Among other things, our legislation would give the FDA a clear mission to ensure the safety of new medical devices, as well as promptly and efficiently review them. It would improve communication between the agency and manufacturers. It would allow device companies to use FDA-accredited scientific organizations to review most Class I and Class II devices, thereby allowing the agency to devote greater resources to examining more innovative products. And it would allow the FDA to recognize national and international performance standards and permit companies to self-certify to those standards.
Modernized FDA procedures should allow new medical devices to reach U.S. consumers sooner and encourage manufacturers to continue working in this country. The Senate Labor and Human Resources Committee shares these important goals and has already passed similar legislation on a bipartisan basis.

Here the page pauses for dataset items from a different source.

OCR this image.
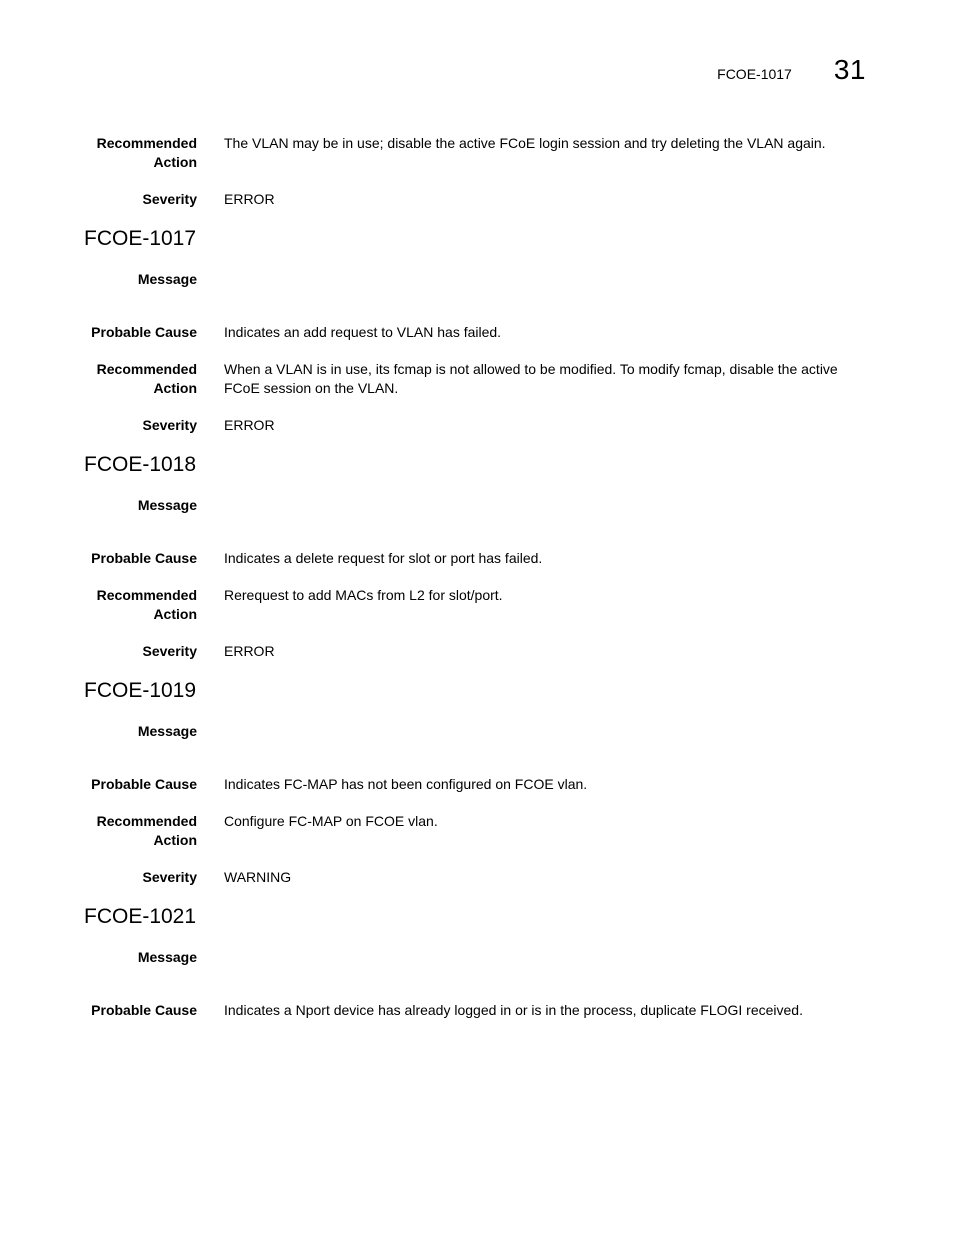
FCOE-1017 31
Recommended
Action
The VLAN may be in use; disable the active FCoE login session and try deleting the VLAN again.
Severity ERROR
FCOE-1017
Message
Probable Cause Indicates an add request to VLAN has failed.
Recommended
Action
When a VLAN is in use, its fcmap is not allowed to be modified. To modify fcmap, disable the active FCoE session on the VLAN.
Severity ERROR
FCOE-1018
Message
Probable Cause Indicates a delete request for slot or port has failed.
Recommended
Action
Rerequest to add MACs from L2 for slot/port.
Severity ERROR
FCOE-1019
Message
Probable Cause Indicates FC-MAP has not been configured on FCOE vlan.
Recommended
Action
Configure FC-MAP on FCOE vlan.
Severity WARNING
FCOE-1021
Message
Probable Cause Indicates a Nport device has already logged in or is in the process, duplicate FLOGI received.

In addition, seven states have passed resolutions calling for improved FDA review times, while three others are considering such legislation.
Medical devices have made tremendous contributions to improving the quality of life and increasing life expectancy in the United States. The Barton-Eshoo bill would help ensure that when a patient is taken to a real "E.R.," doctors have the equipment they need to do their job.
* Rep. Joe Barton (R-TX) wrote this column with Rep. Eshoo.